Fig. 6 shows yet another example of plate arrangement 100. In this example, the first distribution section 110 and the second distribution section 120 comprise plurality of openings 111 , 112, 121 , 122 arranged in series. In particular, the first distribution section 110 comprises openings 111 , 112, while the second distribution section 120 comprises openings 121 , 122. In this example, the distribution areas of consecutive openings 111 , 112 of the first distribution section 110 increase toward the second distribution section 120. Also, the distribution areas of consecutive openings 121 , 122 of the second distribution section 120 decrease toward the first distribution section 110. This allows to further control and improve the homogeneity of the fluid flow. Fig. 7 shows yet another example of plate arrangement 100. In this example, the first distribution section 110 comprises openings 111 , 112, where both of them have the same shape and distribution area. Further, the second distribution section 120 comprises openings 121 , 122 of trapezoidal shape, and the distribution areas of them decrease toward the first distribution section 110. The openings 111 , 112, 121 , 122 are separated from each other by a plate connection element 130. This provides an improved strength of the plate arrangement 100, which may be needed due to demanding operation conditions such as sudden pressure and temperature changes.

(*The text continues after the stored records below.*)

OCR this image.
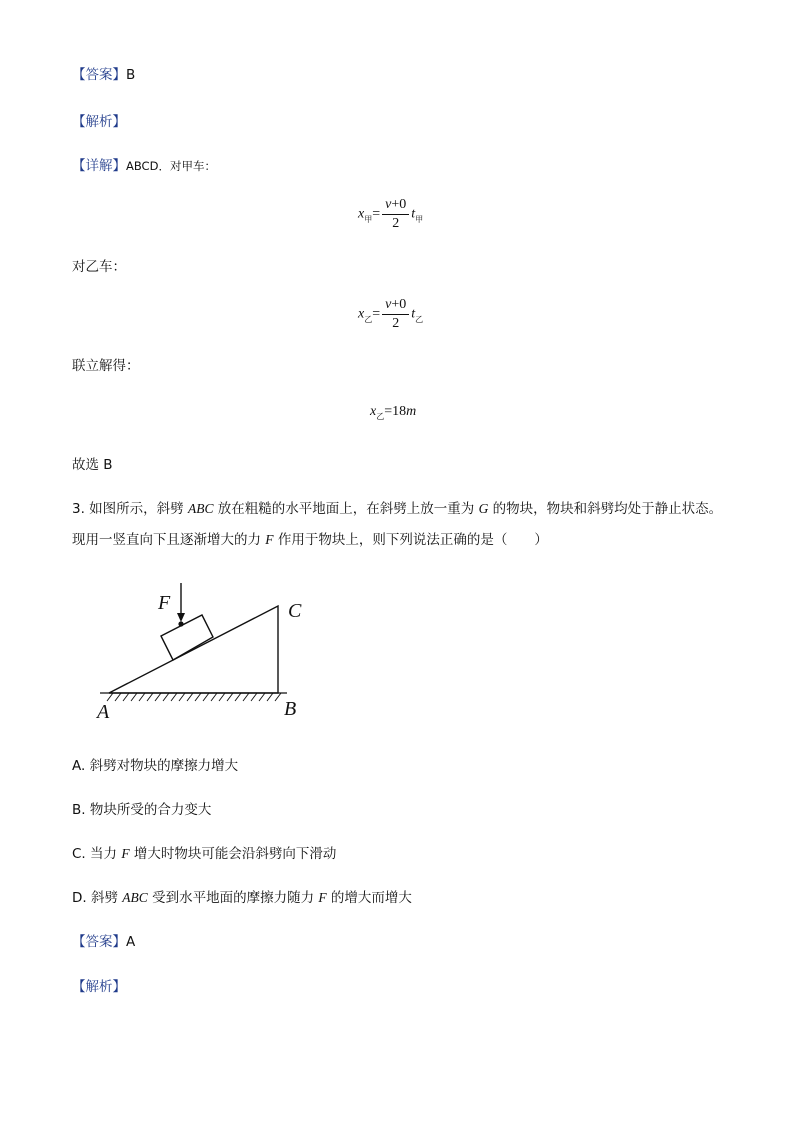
【答案】B
【解析】
【详解】ABCD．对甲车：
$x_甲= \frac{v+0}{2} t_甲$
对乙车：
$x_乙= \frac{v+0}{2} t_乙$
联立解得：
$x_乙=18m$
故选 B
3. 如图所示，斜劈 ABC 放在粗糙的水平地面上，在斜劈上放一重为 G 的物块，物块和斜劈均处于静止状态。
现用一竖直向下且逐渐增大的力 F 作用于物块上，则下列说法正确的是（　　）
F	C
A	B
A. 斜劈对物块的摩擦力增大
B. 物块所受的合力变大
C. 当力 F 增大时物块可能会沿斜劈向下滑动
D. 斜劈 ABC 受到水平地面的摩擦力随力 F 的增大而增大
【答案】A
【解析】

Another cause for improving strength of the plate arrangement 100 may be the need to reduce deformation risk during the assembly.

It is to be noted that the plate connection elements 130 as described for example depicted in Fig. 7 can be applied to any of other examples pertaining to this invention. They can be placed between the distribution sections 110, 120 i.e. between the openings 111 , 112, 121 , 122. Further, the connection elements 130 can be placed between all the openings 111 , 112, 121 , 122 or between only part of them.

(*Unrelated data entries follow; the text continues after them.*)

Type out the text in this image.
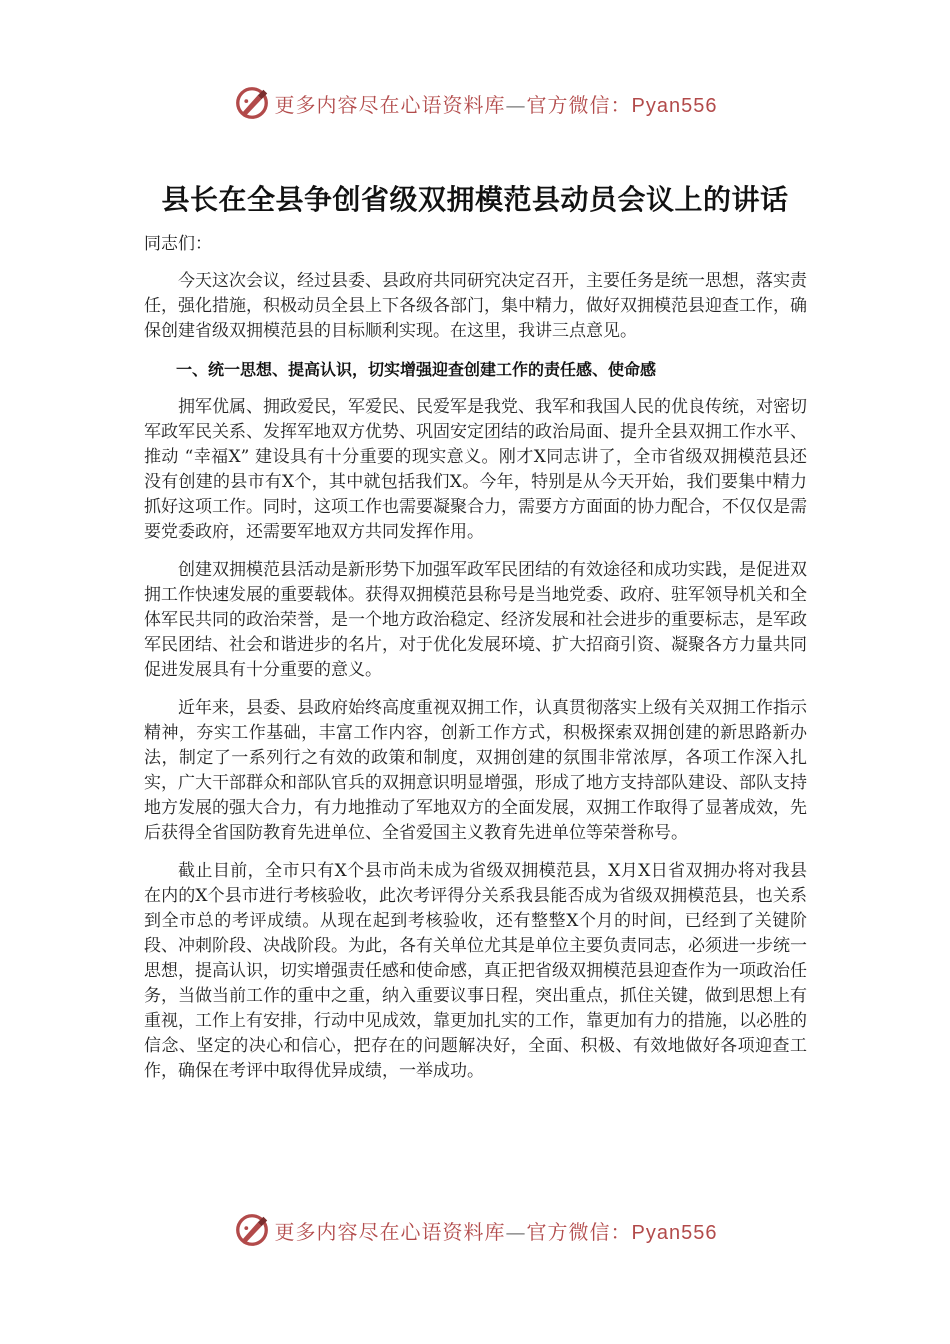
更多内容尽在心语资料库—官方微信：Pyan556
县长在全县争创省级双拥模范县动员会议上的讲话

同志们：

今天这次会议，经过县委、县政府共同研究决定召开，主要任务是统一思想，落实责任，强化措施，积极动员全县上下各级各部门，集中精力，做好双拥模范县迎查工作，确保创建省级双拥模范县的目标顺利实现。在这里，我讲三点意见。

一、统一思想、提高认识，切实增强迎查创建工作的责任感、使命感

拥军优属、拥政爱民，军爱民、民爱军是我党、我军和我国人民的优良传统，对密切军政军民关系、发挥军地双方优势、巩固安定团结的政治局面、提升全县双拥工作水平、推动 “幸福X” 建设具有十分重要的现实意义。刚才X同志讲了，全市省级双拥模范县还没有创建的县市有X个，其中就包括我们X。今年，特别是从今天开始，我们要集中精力抓好这项工作。同时，这项工作也需要凝聚合力，需要方方面面的协力配合，不仅仅是需要党委政府，还需要军地双方共同发挥作用。

创建双拥模范县活动是新形势下加强军政军民团结的有效途径和成功实践，是促进双拥工作快速发展的重要载体。获得双拥模范县称号是当地党委、政府、驻军领导机关和全体军民共同的政治荣誉，是一个地方政治稳定、经济发展和社会进步的重要标志，是军政军民团结、社会和谐进步的名片，对于优化发展环境、扩大招商引资、凝聚各方力量共同促进发展具有十分重要的意义。

近年来，县委、县政府始终高度重视双拥工作，认真贯彻落实上级有关双拥工作指示精神，夯实工作基础，丰富工作内容，创新工作方式，积极探索双拥创建的新思路新办法，制定了一系列行之有效的政策和制度，双拥创建的氛围非常浓厚，各项工作深入扎实，广大干部群众和部队官兵的双拥意识明显增强，形成了地方支持部队建设、部队支持地方发展的强大合力，有力地推动了军地双方的全面发展，双拥工作取得了显著成效，先后获得全省国防教育先进单位、全省爱国主义教育先进单位等荣誉称号。

截止目前，全市只有X个县市尚未成为省级双拥模范县，X月X日省双拥办将对我县在内的X个县市进行考核验收，此次考评得分关系我县能否成为省级双拥模范县，也关系到全市总的考评成绩。从现在起到考核验收，还有整整X个月的时间，已经到了关键阶段、冲刺阶段、决战阶段。为此，各有关单位尤其是单位主要负责同志，必须进一步统一思想，提高认识，切实增强责任感和使命感，真正把省级双拥模范县迎查作为一项政治任务，当做当前工作的重中之重，纳入重要议事日程，突出重点，抓住关键，做到思想上有重视，工作上有安排，行动中见成效，靠更加扎实的工作，靠更加有力的措施，以必胜的信念、坚定的决心和信心，把存在的问题解决好，全面、积极、有效地做好各项迎查工作，确保在考评中取得优异成绩，一举成功。

更多内容尽在心语资料库—官方微信：Pyan556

Analogously, if a trapezoidal shape is applied to any of the openings 111 , 112, 121 , 122, the longitudinal sides of these openings can arranged so that the distance between them is decreasing in the direction of the nozzle 12.

It is to be noted that although the examples disclose plate arrangements with two or four openings, the invention can envisage any different number of them, for example three, five etc., and still ensure corresponding advantageous technical effect.

Preferably, the collector box 10 is configured so that upon connecting the header with tubes 4 to the collector box 10, the ends of the tubes 4 are distanced from the plate arrangement 100, for example by 1 mm.

According to one example, the plate arrangement 100 can be comprised of plurality of plates arranged in series, wherein at least part of them comprise opening 111 , 112, 121 , 122. The advantage of such configuration may be that the manufacturing process can be simplified, i.e. the shortcomings of stamping, moulding or machining can be avoided, especially in case of long tanks.

The plate arrangement 100 can be made from aluminum, plastic or other material resistant to glycols.

The collector box 10 provides internal pressure drop reduction. In particular, internal pressure drop reduction is obtained due to reduction of spiral shape flow of coolant within the tank and more homogenous flow through the heat exchanger core made of tubes 4. The plate arrangement 100 cooperates with the tank 11 to improve guiding of the fluid stream.

The invention can reduce thermal shock stress level within the heat exchanger, normally occurring due to different temperature levels at the extremities, as the fluid flow speed differences within the whole cross-sections of the exchanger will be decreased. This is achieved by decreasing the flow between the inlet/outlet and the tubes in selected sections, determined by the inlet/outlet placement, and increasing the flow in the remaining sections. Other variations to the disclosed embodiments can be understood and effected by those skilled in the art in practicing the claimed invention, from a study of drawings, the disclosure, and the appended claims. The mere fact that certain measures are recited in mutually different dependent claims does not indicate that a combination of these measures cannot be used to the advantage.